Occorre sgomberare il campo da un diffuso senso del mistero che è confuso con un falso senso di rispetto che ci tiene a distanza da Dio.
«Mistero» non significa, come comunemente si pensa, «qualcosa che non si capisce» e che quindi ben difficilmente può avere senso per noi, ma piuttosto la realtà salvifica che Dio liberamente rivela, come ci ricorda il Concilio Vaticano II [Nota: «Piacque a Dio far conoscere il mistero della sua volontà, mediante il quale gli uomini, per mezzo di Cristo, Verbo fatto carne, nello Spirito Santo hanno accesso al Padre e sono così resi partecipi della sua divina natura» (Dei Verbum n. 2).]. Così pensando noi siamo ancora prigionieri dell'immagine distorta che di Dio fornisce il serpente: un Dio geloso che vorrebbe precluderci la via della conoscenza (cf Gen 3,4-5). Dio invece vuole darsi a conoscere: tutta la Bibbia ne è testimonianza.
I santi e i mistici non si sono mai fatto scrupolo e non hanno mai avuto timore di indagare il mistero della Trinità; Sant'Agostino che pure afferma: «se lo comprendessi, non sarebbe Dio» (cf Sermones 52,6,16), dedica a questo tema una delle sue opere più belle, il De Trinitate.
Proprio Agostino ci ha lasciato una splendida intuizione della Trinità d'amore: «Le persone divine sono tre, la prima che ama quella che da lei nasce, la seconda che ama quella da cui nasce e la terza che è lo stesso amore» (cf De Trinitate VI,5,7). Possiamo anche trovare formule nuove ma il messaggio centrale ci dice che Dio è relazione, già in se stesso è un Dio che si comunica e che ama, un Dio che si apre all'altro da sé: crea, si rivela, si incarna.
Già Paolo nella seconda lettura ha operato una delle sue audaci sintesi: la fede, la grazia, la gloria, la speranza, l'amore sono interdipendenti, in una circolarità che è la stessa tra le persone divine.

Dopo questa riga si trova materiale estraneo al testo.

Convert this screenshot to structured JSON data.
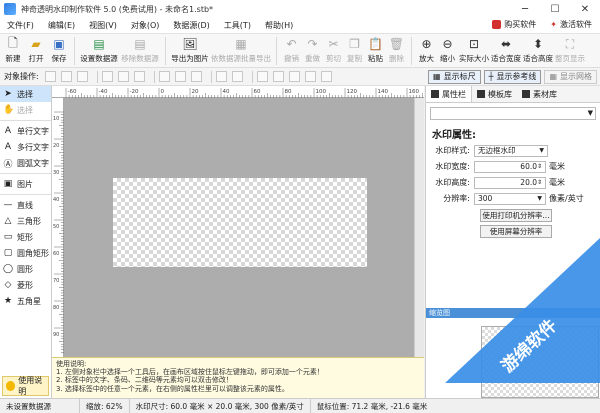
{
  "window": {
    "title": "神奇透明水印制作软件 5.0 (免费试用) - 未命名1.stb*"
  },
  "menu": {
    "items": [
      "文件(F)",
      "编辑(E)",
      "视图(V)",
      "对象(O)",
      "数据源(D)",
      "工具(T)",
      "帮助(H)"
    ],
    "buy": "购买软件",
    "activate": "激活软件"
  },
  "toolbar": {
    "new": "新建",
    "open": "打开",
    "save": "保存",
    "set_datasource": "设置数据源",
    "remove_datasource": "移除数据源",
    "export_image": "导出为图片",
    "batch_export": "依数据源批量导出",
    "undo": "撤销",
    "redo": "重做",
    "cut": "剪切",
    "copy": "复制",
    "paste": "粘贴",
    "delete": "删除",
    "zoom_in": "放大",
    "zoom_out": "缩小",
    "actual_size": "实际大小",
    "fit_width": "适合宽度",
    "fit_height": "适合高度",
    "whole_page": "整页显示"
  },
  "objbar": {
    "label": "对象操作:",
    "show_ruler": "显示标尺",
    "show_guides": "显示参考线",
    "show_grid": "显示网格"
  },
  "tools": {
    "select": "选择",
    "pan": "选择",
    "single_text": "单行文字",
    "multi_text": "多行文字",
    "arc_text": "圆弧文字",
    "image": "图片",
    "line": "直线",
    "triangle": "三角形",
    "rect": "矩形",
    "round_rect": "圆角矩形",
    "circle": "圆形",
    "diamond": "菱形",
    "star": "五角星",
    "help": "使用说明"
  },
  "help": {
    "title": "使用说明:",
    "lines": [
      "1. 左侧对象栏中选择一个工具后，在画布区域按住鼠标左键拖动，即可添加一个元素！",
      "2. 标签中的文字、条码、二维码等元素均可以双击修改！",
      "3. 选择标签中的任意一个元素，在右侧的属性栏里可以调整该元素的属性。"
    ]
  },
  "ruler": {
    "top": [
      "-60",
      "-40",
      "-20",
      "0",
      "20",
      "40",
      "60",
      "80",
      "100",
      "120",
      "140",
      "160"
    ],
    "left": [
      "10",
      "20",
      "30",
      "40",
      "50",
      "60",
      "70",
      "80",
      "90"
    ]
  },
  "panel": {
    "tabs": [
      "属性栏",
      "模板库",
      "素材库"
    ],
    "props_title": "水印属性:",
    "style_label": "水印样式:",
    "style_value": "无边框水印",
    "width_label": "水印宽度:",
    "width_value": "60.0",
    "width_unit": "毫米",
    "height_label": "水印高度:",
    "height_value": "20.0",
    "height_unit": "毫米",
    "res_label": "分辨率:",
    "res_value": "300",
    "res_unit": "像素/英寸",
    "btn_printer_res": "使用打印机分辨率...",
    "btn_screen_res": "使用屏幕分辨率",
    "thumb_title": "缩览图",
    "watermark_text": "游绵软件"
  },
  "status": {
    "datasource": "未设置数据源",
    "zoom": "缩放: 62%",
    "size": "水印尺寸: 60.0 毫米 × 20.0 毫米, 300 像素/英寸",
    "coords": "鼠标位置: 71.2 毫米, -21.6 毫米"
  }
}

Gesù Cristo ci ha riconciliati, lo Spirito d'amore fonda la nostra speranza, la gloria del Padre è la realtà della salvezza promessa: pur nella difficoltà delle parole, ci sentiamo come circondati in un abbraccio che ci sostiene. Dio non è un idolo, non è una filosofia, non è una formula: è comunione, partecipazione, dialogo e per questo non ci opprime, ma ci viene incontro con infinite manifestazioni. Questa è la «Trinità economica»: un movimento d'amore con cui Dio ci chiama a sé, ci «divinizza», come spesso dicono i cristiani delle Chiese orientali.
La pericope evangelica (ancora una scelta operata dopo per sostenere il tema della Domenica) è inserita nel gruppo di versetti 4-20 dove l'argomento e la forma letteraria di questo passo sono dominati dalle parole di Gesù sul Paráclito nei vv. 7-15. A queste parole è premessa una breve introduzione nella quale Gesù insiste sulla sua partenza (vv. 4-6) e riprende questo tema dopo le sue parole sul Paráclito per concludere questa suddivisione (vv. 16-20). I vv. 4-20 presentano quindi il seguente svolgimento:
ESAMINIAMO IL BRANO DELL'EVANGELO
v. 12 - «Molte cose ho ancora da dirvi…»: Gesù avverte i discepoli che avrebbe ancora da rivelare e spiegare «polla, molti fatti», il suo parlare, légo, potrebbe proseguire all'infinito. Però arti, adesso, a queste condizioni di preparazione dei discepoli, ma soprattutto per lo sconvolgimento di cui saranno vittime tra poco a causa della croce, essi non hanno la forza di "portarle"; qui il verbo è bastàio, che indica assumersi un gravoso peso e portarlo, come è usato per il gravoso lavoro degli scaricatori. Si tratta in effetti di un peso insopportabile per le loro fragili forze di "adesso", e tuttavia questo suppone e promette già un "dopo" positivo.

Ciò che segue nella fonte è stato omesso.